Paper Information

Paper Title

Advanced Techniques for Removing EV Lib Pack Lids

Author(s)

Primary Author: Nenad Nenadic,
Rochester Institute of Technology
Secondary Author(s):
Abu Islam, Rochester Institute of Technology
Matthew DeHaven, Rochester Institute of Technology

Presenting Conference

2026 REMADE® Circular Economy Tech Summit & Conference

Date Presented

March 12, 2026

Topics

Primary Topic: Innovations in Remanufacturing
Secondary Topic: Innovative Remanufacturing Technologies

Abstract

Automation in the disassembly of electric vehicle (EV) lithium-ion battery (LIB) packs is increasingly critical during both maintenance operations and end-of-life (EOL) processing. At EOL, functional battery modules can be extracted and repurposed for secondary applications, such as stationary grid storage systems, thereby extending their useful life and reducing environmental waste. Efficient removal of enclosure lids from EV LIB packs represents a critical bottleneck in the disassembly process, requiring advanced robotic manipulation and sophisticated computer vision techniques to ensure safe and effective execution. This work presents recent advancements in computer vision systems designed to support autonomous robotic disassembly of EV battery packs. A significant improvement involved replacing a dual-camera configuration—comprising a 2D RGB camera and 3D laser scanner—with a single integrated structured-light camera system.

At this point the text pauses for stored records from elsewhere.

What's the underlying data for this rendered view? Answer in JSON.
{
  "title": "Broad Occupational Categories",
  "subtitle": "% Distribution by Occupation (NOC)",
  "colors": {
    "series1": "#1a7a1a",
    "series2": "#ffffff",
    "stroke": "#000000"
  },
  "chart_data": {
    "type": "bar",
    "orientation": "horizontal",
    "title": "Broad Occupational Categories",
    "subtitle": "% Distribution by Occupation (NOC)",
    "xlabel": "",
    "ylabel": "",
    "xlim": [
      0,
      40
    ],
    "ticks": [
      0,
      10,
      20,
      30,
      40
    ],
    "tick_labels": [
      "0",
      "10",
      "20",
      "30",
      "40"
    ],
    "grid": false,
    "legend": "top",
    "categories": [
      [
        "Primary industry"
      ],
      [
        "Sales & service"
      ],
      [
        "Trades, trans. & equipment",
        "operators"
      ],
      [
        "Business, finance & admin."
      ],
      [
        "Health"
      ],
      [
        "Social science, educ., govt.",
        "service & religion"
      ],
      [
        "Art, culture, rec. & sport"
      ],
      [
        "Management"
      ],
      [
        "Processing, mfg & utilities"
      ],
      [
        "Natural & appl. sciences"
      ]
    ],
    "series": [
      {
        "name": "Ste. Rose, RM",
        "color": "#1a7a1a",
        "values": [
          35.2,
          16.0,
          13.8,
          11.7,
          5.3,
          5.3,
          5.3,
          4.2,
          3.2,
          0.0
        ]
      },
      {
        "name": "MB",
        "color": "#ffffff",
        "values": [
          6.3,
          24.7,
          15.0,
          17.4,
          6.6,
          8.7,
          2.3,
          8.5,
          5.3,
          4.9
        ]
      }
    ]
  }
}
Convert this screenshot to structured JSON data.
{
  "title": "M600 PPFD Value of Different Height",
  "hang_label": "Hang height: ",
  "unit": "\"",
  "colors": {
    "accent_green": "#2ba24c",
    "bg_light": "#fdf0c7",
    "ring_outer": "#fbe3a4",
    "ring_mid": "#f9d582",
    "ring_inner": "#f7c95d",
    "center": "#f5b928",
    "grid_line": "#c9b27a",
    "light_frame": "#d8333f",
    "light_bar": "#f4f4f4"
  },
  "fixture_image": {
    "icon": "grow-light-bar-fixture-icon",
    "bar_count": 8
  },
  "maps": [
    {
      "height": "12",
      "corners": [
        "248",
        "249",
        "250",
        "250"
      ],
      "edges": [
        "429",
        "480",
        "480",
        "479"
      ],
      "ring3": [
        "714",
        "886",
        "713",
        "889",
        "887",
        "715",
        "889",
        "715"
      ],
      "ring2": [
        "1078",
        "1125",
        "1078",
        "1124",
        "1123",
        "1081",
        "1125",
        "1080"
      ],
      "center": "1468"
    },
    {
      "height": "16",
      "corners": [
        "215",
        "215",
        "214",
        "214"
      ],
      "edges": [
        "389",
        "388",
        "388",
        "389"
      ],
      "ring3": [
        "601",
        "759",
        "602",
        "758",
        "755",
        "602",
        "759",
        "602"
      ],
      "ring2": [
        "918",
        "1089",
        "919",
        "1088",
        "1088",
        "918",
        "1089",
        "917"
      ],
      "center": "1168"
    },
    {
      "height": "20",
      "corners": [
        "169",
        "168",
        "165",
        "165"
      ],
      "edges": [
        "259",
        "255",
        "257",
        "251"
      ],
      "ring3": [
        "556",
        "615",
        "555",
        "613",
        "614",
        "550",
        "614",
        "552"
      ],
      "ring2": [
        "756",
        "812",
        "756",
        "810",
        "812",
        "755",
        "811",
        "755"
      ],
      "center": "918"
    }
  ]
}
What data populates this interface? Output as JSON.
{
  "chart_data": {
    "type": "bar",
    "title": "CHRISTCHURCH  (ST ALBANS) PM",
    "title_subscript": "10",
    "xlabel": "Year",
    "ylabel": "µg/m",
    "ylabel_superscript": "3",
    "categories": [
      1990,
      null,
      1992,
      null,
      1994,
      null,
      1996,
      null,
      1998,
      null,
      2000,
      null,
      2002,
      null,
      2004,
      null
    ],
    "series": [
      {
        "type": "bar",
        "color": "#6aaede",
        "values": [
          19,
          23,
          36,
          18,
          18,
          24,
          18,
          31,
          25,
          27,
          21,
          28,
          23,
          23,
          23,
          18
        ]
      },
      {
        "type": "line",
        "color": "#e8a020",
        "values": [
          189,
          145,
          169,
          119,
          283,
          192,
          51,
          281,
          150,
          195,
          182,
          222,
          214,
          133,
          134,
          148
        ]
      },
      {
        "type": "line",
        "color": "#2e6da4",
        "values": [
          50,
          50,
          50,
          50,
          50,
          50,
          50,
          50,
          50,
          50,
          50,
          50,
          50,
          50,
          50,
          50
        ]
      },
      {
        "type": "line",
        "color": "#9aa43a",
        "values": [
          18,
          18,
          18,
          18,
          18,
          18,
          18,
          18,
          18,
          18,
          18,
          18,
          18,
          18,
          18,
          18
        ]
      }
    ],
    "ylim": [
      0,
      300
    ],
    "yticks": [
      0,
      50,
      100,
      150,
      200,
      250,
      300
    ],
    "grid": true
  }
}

This hardware consolidation enabled fully automated registration and spatial alignment of 2D color images with corresponding 3D depth data, eliminating manual calibration procedures and reducing fastener extraction time by more than 30%. While the new camera lacks built-in machine learning processing capabilities, its direct access to raw sensor data enables highly flexible and customized algorithm development tailored to battery disassembly operations. The manuscript details comprehensive methods for processing 3D point cloud data to verify and precisely locate fasteners initially detected in 2D images through object detection algorithms. These methods include an approach for determining fastener plane orientation using first-principles geometric analysis, ensuring accurate robotic tool positioning for removal operations. Additionally, recognizing that modern EV LIB packs incorporate hermetically sealed lids with adhesive or polymer sealants to prevent water ingress and electrical short circuits, this paper introduces computer vision techniques for automated seam detection along lid perimeters. The work further describes a complete robotic approach to sealant removal, encompassing tool selection criteria, custom end-effector design, trajectory planning, and seamless integration of all components into a fully autonomous, end-to-end disassembly workflow for industrial-scale battery recycling operations.